In my last post I mentioned that I had given testimony in a custody case in Cameron in which the attorneys for both the father and his parents were attacking home schooling and arguing that the mother should not have custody of her children because she homeschooled them and “isolated” them. The attorneys made these arguments in spite of testimony from several teachers regarding the outstanding character and academic excellence of the children.
The attorneys challenged the fact that a child could receive adequate education and socialization by a parent, in spite of volumes of evidence to the contrary. They even tried to link home schooling as the cause in another case in the court in which the parental rights of a couple were terminated. The psychologist in that case claimed that the young husband had severe issues that his own mother failed to address when she homeschooled him.
Of course, no one tries to make such arguments against public schools when a public school teacher is guilty of abuse or neglect. In fact, public education is not even attacked when teachers in the same elementary school in California are charged with child molestation. Nor should we judge schools or educational methods on anecdotal evidence. The empirical data in support of the fact that home schooling as a very viable educational alternative is overwhelming.
However, while these attacks against home schooling in this particular custody case are made to accomplish the father’s and grandparents’ goal to take this mother’s children from her, there are growing attacks against home schooling for philosophical reasons as well.
In a post last year, I commented that the “Occupy Wall Street” (OSW) movement had listed as one of its goals the outlawing of home schooling. I had several responses from home schoolers who support that movement that this was not really the goal of the group, but in fact it was listed by the group in an “unofficial” list and continues to be posted on its official website.
Last week another liberal website posted an anti-home schooling article chastising their fellow progressives who homeschool or support home schooling. The article says that home schooling is “unevenly regulated” by the states and that even the liberal literature on home schooling has “overheated hostility toward public schools.”
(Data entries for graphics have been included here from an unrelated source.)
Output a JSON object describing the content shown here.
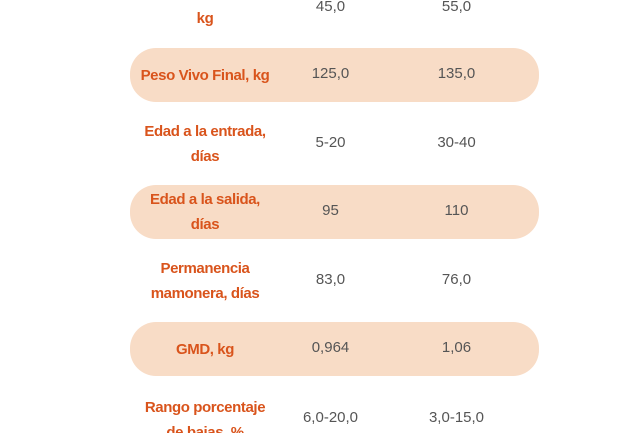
{
  "rows": [
    {
      "label_lines": [
        "kg"
      ],
      "value1": "45,0",
      "value2": "55,0"
    },
    {
      "label_lines": [
        "Peso Vivo Final, kg"
      ],
      "value1": "125,0",
      "value2": "135,0"
    },
    {
      "label_lines": [
        "Edad a la entrada,",
        "días"
      ],
      "value1": "5-20",
      "value2": "30-40"
    },
    {
      "label_lines": [
        "Edad a la salida,",
        "días"
      ],
      "value1": "95",
      "value2": "110"
    },
    {
      "label_lines": [
        "Permanencia",
        "mamonera, días"
      ],
      "value1": "83,0",
      "value2": "76,0"
    },
    {
      "label_lines": [
        "GMD, kg"
      ],
      "value1": "0,964",
      "value2": "1,06"
    },
    {
      "label_lines": [
        "Rango porcentaje",
        "de bajas, %"
      ],
      "value1": "6,0-20,0",
      "value2": "3,0-15,0"
    }
  ],
  "colors": {
    "label": "#d9541c",
    "value": "#555555",
    "band": "#f8dcc6"
  }
}
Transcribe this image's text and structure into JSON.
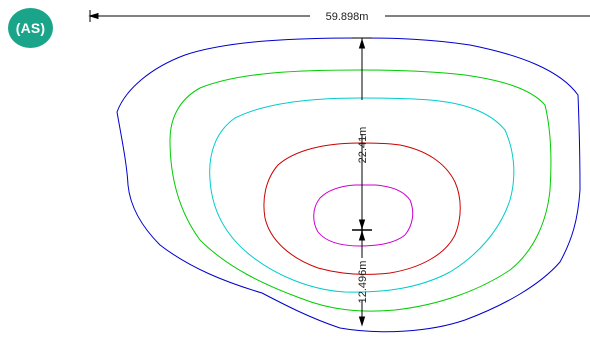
{
  "badge": {
    "label": "(AS)",
    "color": "#1aa58a"
  },
  "dimensions": {
    "width": "59.898m",
    "upper": "22.41m",
    "lower": "12.496m"
  },
  "contours": [
    {
      "name": "outer-contour",
      "color": "#0000cc"
    },
    {
      "name": "second-contour",
      "color": "#00cc00"
    },
    {
      "name": "third-contour",
      "color": "#00cccc"
    },
    {
      "name": "fourth-contour",
      "color": "#cc0000"
    },
    {
      "name": "inner-contour",
      "color": "#cc00cc"
    }
  ]
}
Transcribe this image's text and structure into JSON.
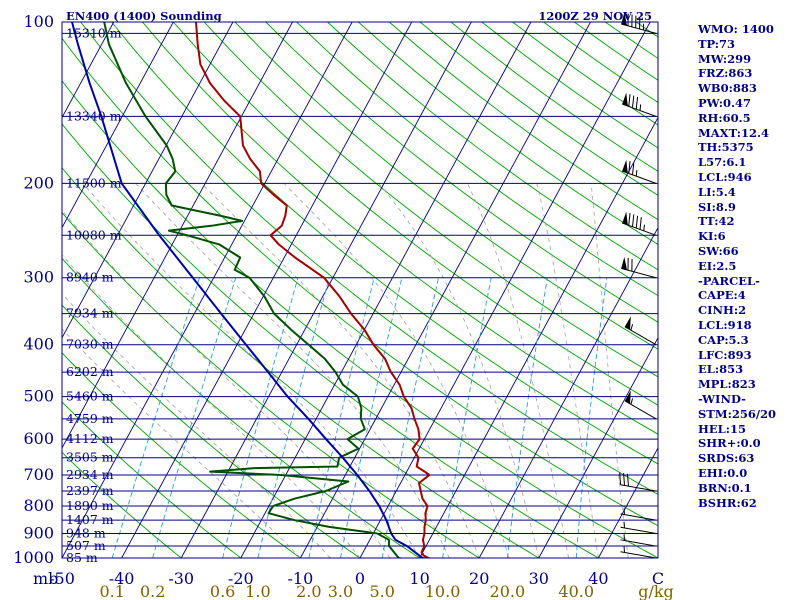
{
  "header": {
    "station": "EN400 (1400) Sounding",
    "time": "1200Z 29 NOV 25"
  },
  "colors": {
    "isobar": "#000080",
    "temperature": "#a00000",
    "dewpoint": "#005000",
    "parcel": "#0000a0",
    "isotherm": "#000080",
    "dry_adiabat": "#00a000",
    "moist_adiabat": "#a0a0a0",
    "mixing_ratio": "#3399dd",
    "axis_pressure": "#000080",
    "axis_temp": "#000080",
    "axis_mixing": "#806000",
    "indices_text": "#000080"
  },
  "indices": [
    "WMO: 1400",
    "TP:73",
    "MW:299",
    "FRZ:863",
    "WB0:883",
    "PW:0.47",
    "RH:60.5",
    "MAXT:12.4",
    "TH:5375",
    "L57:6.1",
    "LCL:946",
    "LI:5.4",
    "SI:8.9",
    "TT:42",
    "KI:6",
    "SW:66",
    "EI:2.5",
    "-PARCEL-",
    "CAPE:4",
    "CINH:2",
    "LCL:918",
    "CAP:5.3",
    "LFC:893",
    "EL:853",
    "MPL:823",
    "-WIND-",
    "STM:256/20",
    "HEL:15",
    "SHR+:0.0",
    "SRDS:63",
    "EHI:0.0",
    "BRN:0.1",
    "BSHR:62"
  ],
  "chart_data": {
    "type": "skew-t",
    "title": "EN400 (1400) Sounding",
    "subtitle": "1200Z 29 NOV 25",
    "pressure_range_hPa": [
      1000,
      100
    ],
    "temperature_range_C": [
      -50,
      50
    ],
    "pressure_labels": [
      "100",
      "200",
      "300",
      "400",
      "500",
      "600",
      "700",
      "800",
      "900",
      "1000"
    ],
    "pressure_units_label": "mb",
    "temperature_labels": [
      "-50",
      "-40",
      "-30",
      "-20",
      "-10",
      "0",
      "10",
      "20",
      "30",
      "40",
      "C"
    ],
    "mixing_ratio_labels": [
      "0.1",
      "0.2",
      "0.6",
      "1.0",
      "2.0",
      "3.0",
      "5.0",
      "10.0",
      "20.0",
      "40.0",
      "g/kg"
    ],
    "mixing_ratio_values": [
      0.1,
      0.2,
      0.6,
      1.0,
      2.0,
      3.0,
      5.0,
      10.0,
      20.0,
      40.0
    ],
    "height_levels": [
      {
        "p": 105,
        "label": "15310 m"
      },
      {
        "p": 150,
        "label": "13340 m"
      },
      {
        "p": 200,
        "label": "11500 m"
      },
      {
        "p": 250,
        "label": "10080 m"
      },
      {
        "p": 300,
        "label": "8940 m"
      },
      {
        "p": 350,
        "label": "7934 m"
      },
      {
        "p": 400,
        "label": "7030 m"
      },
      {
        "p": 450,
        "label": "6202 m"
      },
      {
        "p": 500,
        "label": "5460 m"
      },
      {
        "p": 550,
        "label": "4759 m"
      },
      {
        "p": 600,
        "label": "4112 m"
      },
      {
        "p": 650,
        "label": "3505 m"
      },
      {
        "p": 700,
        "label": "2934 m"
      },
      {
        "p": 750,
        "label": "2397 m"
      },
      {
        "p": 800,
        "label": "1890 m"
      },
      {
        "p": 850,
        "label": "1407 m"
      },
      {
        "p": 900,
        "label": "948 m"
      },
      {
        "p": 950,
        "label": "507 m"
      },
      {
        "p": 1000,
        "label": "85 m"
      }
    ],
    "series": [
      {
        "name": "Temperature",
        "points": [
          [
            1010,
            13
          ],
          [
            1000,
            11.5
          ],
          [
            990,
            10.5
          ],
          [
            975,
            9.8
          ],
          [
            950,
            9.7
          ],
          [
            925,
            8.9
          ],
          [
            900,
            8.6
          ],
          [
            875,
            8.0
          ],
          [
            850,
            7.6
          ],
          [
            825,
            6.9
          ],
          [
            800,
            6.6
          ],
          [
            775,
            5.1
          ],
          [
            750,
            4.1
          ],
          [
            725,
            3.1
          ],
          [
            700,
            4.1
          ],
          [
            690,
            3.0
          ],
          [
            675,
            1.2
          ],
          [
            650,
            0.7
          ],
          [
            625,
            -1.1
          ],
          [
            600,
            -0.8
          ],
          [
            575,
            -1.9
          ],
          [
            550,
            -3.5
          ],
          [
            525,
            -5.0
          ],
          [
            500,
            -7.3
          ],
          [
            475,
            -9.1
          ],
          [
            450,
            -11.7
          ],
          [
            425,
            -13.9
          ],
          [
            400,
            -17.1
          ],
          [
            375,
            -20.0
          ],
          [
            350,
            -23.7
          ],
          [
            325,
            -27.2
          ],
          [
            300,
            -31.5
          ],
          [
            275,
            -38.2
          ],
          [
            260,
            -42.1
          ],
          [
            250,
            -44.3
          ],
          [
            240,
            -43.3
          ],
          [
            230,
            -43.6
          ],
          [
            220,
            -44.3
          ],
          [
            210,
            -47.5
          ],
          [
            200,
            -50.6
          ],
          [
            190,
            -51.9
          ],
          [
            180,
            -54.7
          ],
          [
            170,
            -57.1
          ],
          [
            160,
            -58.6
          ],
          [
            150,
            -60.2
          ],
          [
            140,
            -64.4
          ],
          [
            130,
            -68.3
          ],
          [
            120,
            -71.6
          ],
          [
            110,
            -73.9
          ],
          [
            100,
            -76.2
          ]
        ]
      },
      {
        "name": "Dewpoint",
        "points": [
          [
            1010,
            9
          ],
          [
            1000,
            6.5
          ],
          [
            950,
            3.8
          ],
          [
            925,
            3.2
          ],
          [
            900,
            0.7
          ],
          [
            875,
            -8.0
          ],
          [
            850,
            -14.4
          ],
          [
            825,
            -19.4
          ],
          [
            800,
            -19.3
          ],
          [
            775,
            -16.4
          ],
          [
            750,
            -11.8
          ],
          [
            720,
            -8.9
          ],
          [
            700,
            -20.8
          ],
          [
            690,
            -33.0
          ],
          [
            680,
            -26.1
          ],
          [
            675,
            -12.1
          ],
          [
            650,
            -12.6
          ],
          [
            625,
            -10.2
          ],
          [
            600,
            -12.9
          ],
          [
            575,
            -10.9
          ],
          [
            550,
            -12.5
          ],
          [
            525,
            -13.4
          ],
          [
            500,
            -15.0
          ],
          [
            475,
            -18.6
          ],
          [
            450,
            -21.0
          ],
          [
            425,
            -24.0
          ],
          [
            400,
            -28.0
          ],
          [
            375,
            -32.3
          ],
          [
            350,
            -36.6
          ],
          [
            325,
            -39.8
          ],
          [
            300,
            -44.0
          ],
          [
            290,
            -47.2
          ],
          [
            275,
            -47.4
          ],
          [
            260,
            -52.1
          ],
          [
            250,
            -58.3
          ],
          [
            245,
            -61.8
          ],
          [
            240,
            -55.1
          ],
          [
            235,
            -50.4
          ],
          [
            230,
            -54.4
          ],
          [
            220,
            -63.6
          ],
          [
            210,
            -65.5
          ],
          [
            200,
            -66.6
          ],
          [
            190,
            -66.1
          ],
          [
            180,
            -67.7
          ],
          [
            170,
            -69.9
          ],
          [
            160,
            -72.9
          ],
          [
            150,
            -76.1
          ],
          [
            130,
            -82.4
          ],
          [
            110,
            -88.8
          ],
          [
            100,
            -91.6
          ]
        ]
      },
      {
        "name": "Parcel",
        "points": [
          [
            1010,
            13
          ],
          [
            1000,
            10.5
          ],
          [
            950,
            6.8
          ],
          [
            925,
            4.3
          ],
          [
            900,
            3.0
          ],
          [
            850,
            1.0
          ],
          [
            800,
            -1.5
          ],
          [
            750,
            -4.5
          ],
          [
            700,
            -8.0
          ],
          [
            650,
            -12.0
          ],
          [
            600,
            -16.5
          ],
          [
            550,
            -21.3
          ],
          [
            500,
            -26.8
          ],
          [
            450,
            -32.3
          ],
          [
            400,
            -38.5
          ],
          [
            350,
            -45.5
          ],
          [
            300,
            -53.5
          ],
          [
            250,
            -63.0
          ],
          [
            200,
            -74.0
          ],
          [
            180,
            -77.5
          ],
          [
            150,
            -83.5
          ],
          [
            130,
            -88.5
          ],
          [
            110,
            -94.0
          ],
          [
            100,
            -97.0
          ]
        ]
      }
    ],
    "wind_barbs": [
      {
        "p": 105,
        "dir": 285,
        "speed_kt": 95
      },
      {
        "p": 150,
        "dir": 290,
        "speed_kt": 85
      },
      {
        "p": 200,
        "dir": 290,
        "speed_kt": 75
      },
      {
        "p": 250,
        "dir": 290,
        "speed_kt": 95
      },
      {
        "p": 300,
        "dir": 285,
        "speed_kt": 70
      },
      {
        "p": 400,
        "dir": 300,
        "speed_kt": 55
      },
      {
        "p": 550,
        "dir": 300,
        "speed_kt": 55
      },
      {
        "p": 750,
        "dir": 280,
        "speed_kt": 30
      },
      {
        "p": 850,
        "dir": 280,
        "speed_kt": 5
      },
      {
        "p": 900,
        "dir": 280,
        "speed_kt": 5
      },
      {
        "p": 950,
        "dir": 280,
        "speed_kt": 5
      },
      {
        "p": 1000,
        "dir": 280,
        "speed_kt": 5
      }
    ]
  }
}
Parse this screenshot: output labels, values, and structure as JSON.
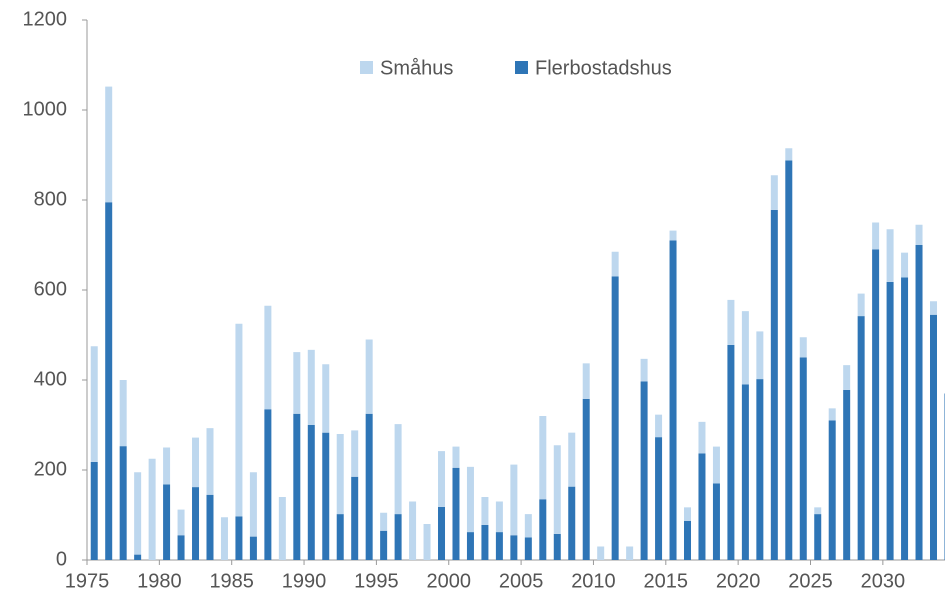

“Of course, no one wants to sacrifice his own child’s education in order to better serve someone else’s kid,” they say, but that is exactly what the author advocates. He says, “. . . [G]overnment is the only institution with the power and scale to intervene in the massive undertaking of better educating American children, 90 percent of whom currently attend public schools.”
What this liberal group is really advocating is that we need to make sure that we force people into the public education system so we can make sure that they adopt the value system and worldview that we want all Americans to have. Many years ago I had a conversation with a Republican candidate for a statewide judicial office who voiced similar concerns. He was worried what might happen to the public school system if all the good students like my children were taken out to homeschool. My response was that I was concerned about doing what was best for my children and that I was not willing to sacrifice doing that in order to try to help solve the ills of public education. My progressive home school friends still agree.
Last week I attended a conference at which I met a couple with a ministry in Germany, and we discussed the total opposition of the government there against home schooling. The German government believes that it is in the state’s interest not to allow individual parents to indoctrinate their children in place of the state. It appears that we may be moving in that direction in this country as well, with the Obama administration’s new directive requiring religious institutions to provide contraception services, including abortifacients, in spite of the religious objections of individuals, churches, and religious organizations. Many view this as an attack on religious freedom and conscience.
We must be wary of the growing level of political opposition to home schooling based not on academic concerns but on philosophical grounds. We must vigorously defend home schooling at every opportunity lest we, too, come to that place where we are told that our religious convictions and our rights as parents are overruled by the state and we find that we cannot teach our children at home.